All around me, I see single women struggling to manage their finances. They are single by choice, divorced, separated or widowed. Whatever their status, they don’t know ‘F’ of finance.
Considered a male domain by virtue of the man being the breadwinner of the family, most often women have no say in the family’s financial planning. They are not even given a choice. Their only role is to save money for an emergency by stashing it away bit by bit or ‘investing’ money in a pool, known as ‘kitty’ in common parlance, which too, comes in handy for the husband or children in the time of dire need.
As a result, women find themselves at sea when they get widowed and end up getting cheated, those getting divorced don’t know their rights and some endure a bad marriage for fear of being a burden on their parents. Unfortunately, unlike the developed world, Indian law does not recognise marriage as a contract and therefore there is nothing like ‘pre-nups’ to secure a woman’s finances. Even Islam takes care of a woman’s financial interests in the form ‘meher’ considered her ‘haq’ or right.
I know of an educated woman who was a professional before childbirth and separated from her husband after 20 years of marriage. She has no idea of how much he earns or his assets. All she knows is there is not a single property, policy, or investment in her name. Needless to say, she feels cheated and is now buying time before asking for a divorce to ‘educate’ herself in finances.
Another young girl living separately from her husband after five years of marriage and a baby is too ‘ashamed’ to ask for money because she is the one who walked out of his house over compatibility issues.
Yet another girl has managed to revive her career rather than have anything to do with her ‘bad husband’ of one year.
My childhood friend’s husband left her virtually penniless in a foreign country after 30 years of marriage and two grown-up children. All because she never questioned how he managed finances and had blind faith in him.
It breaks my heart to see all of them. Financial planning is imperative for women, irrespective of their marital status. They should secure their own future by making the right financial decisions instead of depending on spouses, brothers, and fathers.
For this, we must start early. It remains a mystery to me why females are considered weak at numbers by birth. Invariably, a girl child who is average in numbers is encouraged to drop Maths and take up an easier subject ‘suitable for girls’ whereas parents will go to any length to ensure that their son, who may be a nincompoop, pursues Maths because he has to ‘run the family’ one day.

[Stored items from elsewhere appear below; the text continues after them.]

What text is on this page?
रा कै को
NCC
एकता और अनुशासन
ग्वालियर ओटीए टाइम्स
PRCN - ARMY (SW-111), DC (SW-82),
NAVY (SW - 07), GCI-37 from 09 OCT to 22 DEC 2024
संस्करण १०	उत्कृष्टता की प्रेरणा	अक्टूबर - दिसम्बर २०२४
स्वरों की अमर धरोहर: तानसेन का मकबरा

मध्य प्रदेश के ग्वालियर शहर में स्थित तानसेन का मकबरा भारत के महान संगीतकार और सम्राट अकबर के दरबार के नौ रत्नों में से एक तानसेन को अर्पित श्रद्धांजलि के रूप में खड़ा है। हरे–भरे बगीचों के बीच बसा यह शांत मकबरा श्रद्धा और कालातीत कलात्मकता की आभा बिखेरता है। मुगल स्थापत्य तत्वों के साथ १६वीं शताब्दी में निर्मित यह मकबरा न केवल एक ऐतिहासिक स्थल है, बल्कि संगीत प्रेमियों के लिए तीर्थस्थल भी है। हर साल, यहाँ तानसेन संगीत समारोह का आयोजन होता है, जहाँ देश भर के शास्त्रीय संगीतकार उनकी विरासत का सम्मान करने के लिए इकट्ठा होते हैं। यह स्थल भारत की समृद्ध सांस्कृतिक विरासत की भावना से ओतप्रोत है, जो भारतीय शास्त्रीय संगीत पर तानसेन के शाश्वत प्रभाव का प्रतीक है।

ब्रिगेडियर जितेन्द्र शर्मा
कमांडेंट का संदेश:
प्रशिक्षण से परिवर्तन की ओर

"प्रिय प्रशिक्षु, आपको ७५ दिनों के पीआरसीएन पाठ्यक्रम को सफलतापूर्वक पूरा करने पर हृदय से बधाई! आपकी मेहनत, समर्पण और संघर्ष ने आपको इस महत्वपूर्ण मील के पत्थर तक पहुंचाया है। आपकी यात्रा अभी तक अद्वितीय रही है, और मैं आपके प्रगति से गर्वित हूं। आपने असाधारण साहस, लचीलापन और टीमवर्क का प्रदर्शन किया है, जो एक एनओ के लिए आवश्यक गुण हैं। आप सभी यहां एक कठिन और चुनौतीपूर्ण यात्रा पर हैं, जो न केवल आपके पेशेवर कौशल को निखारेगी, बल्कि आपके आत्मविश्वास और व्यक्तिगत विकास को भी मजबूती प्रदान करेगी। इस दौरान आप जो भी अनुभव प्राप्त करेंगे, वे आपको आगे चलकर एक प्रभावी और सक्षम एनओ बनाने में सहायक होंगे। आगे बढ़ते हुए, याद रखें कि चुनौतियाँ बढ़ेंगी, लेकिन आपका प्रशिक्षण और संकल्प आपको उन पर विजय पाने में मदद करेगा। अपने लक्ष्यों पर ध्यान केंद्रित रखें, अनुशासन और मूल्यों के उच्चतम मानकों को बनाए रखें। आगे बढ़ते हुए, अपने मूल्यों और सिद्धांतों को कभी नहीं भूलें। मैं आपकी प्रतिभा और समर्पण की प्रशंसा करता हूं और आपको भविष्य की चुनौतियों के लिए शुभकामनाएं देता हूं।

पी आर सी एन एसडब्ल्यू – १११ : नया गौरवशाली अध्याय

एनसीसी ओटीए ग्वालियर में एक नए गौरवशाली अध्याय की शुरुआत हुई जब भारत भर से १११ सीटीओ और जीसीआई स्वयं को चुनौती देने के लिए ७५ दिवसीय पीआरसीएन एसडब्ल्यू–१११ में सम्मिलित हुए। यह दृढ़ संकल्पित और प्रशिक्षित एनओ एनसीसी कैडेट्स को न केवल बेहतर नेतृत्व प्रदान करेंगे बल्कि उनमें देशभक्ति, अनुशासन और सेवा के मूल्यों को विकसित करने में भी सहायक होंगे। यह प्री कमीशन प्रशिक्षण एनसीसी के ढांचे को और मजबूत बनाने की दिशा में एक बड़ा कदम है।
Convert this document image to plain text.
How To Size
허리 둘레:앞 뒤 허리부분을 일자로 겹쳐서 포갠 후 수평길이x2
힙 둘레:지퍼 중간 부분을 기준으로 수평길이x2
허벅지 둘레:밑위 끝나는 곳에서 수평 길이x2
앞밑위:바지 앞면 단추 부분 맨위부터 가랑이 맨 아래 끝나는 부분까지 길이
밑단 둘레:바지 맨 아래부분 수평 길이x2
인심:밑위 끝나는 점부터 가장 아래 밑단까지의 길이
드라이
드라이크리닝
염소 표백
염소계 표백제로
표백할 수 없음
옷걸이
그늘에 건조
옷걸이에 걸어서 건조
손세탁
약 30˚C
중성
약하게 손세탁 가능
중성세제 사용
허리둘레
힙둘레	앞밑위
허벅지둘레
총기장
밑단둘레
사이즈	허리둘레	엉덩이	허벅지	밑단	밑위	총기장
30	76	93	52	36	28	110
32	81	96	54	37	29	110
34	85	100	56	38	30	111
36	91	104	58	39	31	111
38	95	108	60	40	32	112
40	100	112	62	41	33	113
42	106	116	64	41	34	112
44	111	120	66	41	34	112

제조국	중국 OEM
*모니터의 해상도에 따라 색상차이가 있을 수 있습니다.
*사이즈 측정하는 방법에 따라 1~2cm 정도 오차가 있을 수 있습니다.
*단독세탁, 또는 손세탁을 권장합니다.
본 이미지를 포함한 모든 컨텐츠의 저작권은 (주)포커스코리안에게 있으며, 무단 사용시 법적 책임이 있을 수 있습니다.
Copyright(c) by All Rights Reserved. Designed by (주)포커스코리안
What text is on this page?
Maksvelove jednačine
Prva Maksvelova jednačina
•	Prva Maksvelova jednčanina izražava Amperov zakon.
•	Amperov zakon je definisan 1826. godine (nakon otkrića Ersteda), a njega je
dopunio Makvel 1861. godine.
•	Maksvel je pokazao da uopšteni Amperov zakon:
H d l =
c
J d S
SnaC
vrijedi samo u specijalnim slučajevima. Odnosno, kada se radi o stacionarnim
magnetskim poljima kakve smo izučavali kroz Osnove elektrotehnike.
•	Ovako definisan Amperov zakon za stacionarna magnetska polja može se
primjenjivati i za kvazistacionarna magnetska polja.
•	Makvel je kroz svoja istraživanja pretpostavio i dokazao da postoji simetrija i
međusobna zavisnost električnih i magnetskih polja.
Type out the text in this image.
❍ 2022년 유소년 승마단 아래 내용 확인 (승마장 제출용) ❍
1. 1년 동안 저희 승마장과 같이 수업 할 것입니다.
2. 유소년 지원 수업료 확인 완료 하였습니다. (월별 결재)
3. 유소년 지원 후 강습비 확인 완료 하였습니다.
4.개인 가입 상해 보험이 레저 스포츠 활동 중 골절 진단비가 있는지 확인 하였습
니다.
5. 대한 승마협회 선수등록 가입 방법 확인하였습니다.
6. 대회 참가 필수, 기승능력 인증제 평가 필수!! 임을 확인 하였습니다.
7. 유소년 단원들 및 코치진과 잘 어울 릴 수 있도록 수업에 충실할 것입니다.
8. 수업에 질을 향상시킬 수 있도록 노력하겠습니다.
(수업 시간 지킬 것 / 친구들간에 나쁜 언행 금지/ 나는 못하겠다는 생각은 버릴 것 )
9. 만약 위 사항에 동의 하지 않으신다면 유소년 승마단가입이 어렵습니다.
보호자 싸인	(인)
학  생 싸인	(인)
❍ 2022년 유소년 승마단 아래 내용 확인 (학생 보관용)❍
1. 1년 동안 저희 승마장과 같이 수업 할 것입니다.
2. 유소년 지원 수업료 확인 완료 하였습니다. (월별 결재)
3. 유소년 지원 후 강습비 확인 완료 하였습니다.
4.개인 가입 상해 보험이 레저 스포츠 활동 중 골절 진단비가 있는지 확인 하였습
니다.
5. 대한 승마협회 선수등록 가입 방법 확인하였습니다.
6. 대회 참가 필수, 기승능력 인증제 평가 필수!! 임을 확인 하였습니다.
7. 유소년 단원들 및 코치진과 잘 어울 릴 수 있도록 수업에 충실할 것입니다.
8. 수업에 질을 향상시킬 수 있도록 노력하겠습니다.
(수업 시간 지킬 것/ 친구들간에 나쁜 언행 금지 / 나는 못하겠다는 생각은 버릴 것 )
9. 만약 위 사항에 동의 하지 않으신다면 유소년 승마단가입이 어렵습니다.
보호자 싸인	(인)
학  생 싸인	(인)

The problem begins at home with parents conditioning and convincing their daughters into believing that they are being educated only to ‘make them capable’ of earning should the need arise. At best, theirs should be a supplementary income, they are told because after all, who will take care of the house and children?
There is another set of parents who feel insecure about letting their daughters accept high-paying jobs for fear of not being able to find a match for her. Besides, ‘girls become too self-willed’ once they start earning. In other words, women are not allowed to touch finances even with a barge pole.
Apart from all this, there is an inherent bias against women who choose to secure their financial interests and it does not take long for them to be branded ‘selfish.’ There are more crass words in Hindi such as ‘kamini,’ ‘chalu’ and ‘kutti cheez.’ A man doing the same thing would be ‘wise,’ ‘hardworking’ and ‘enterprising.’
We should worry more about securing the future of our daughters by training them in handling finances rather than talking to them about marriage goals and the responsibilities that come with it. It is beyond me here not to mention an old slogan by an insurance company that makes my blood curdle even now: ‘Bete ki padhai aur beti ki shaadi.’
Perhaps financial companies can help in shaping attitudes and start training programmes for women in managing finances. If they do exist, I plead ignorance. That also speaks of the lack of awareness about them and the need for them to up the ante to make such programmes popular.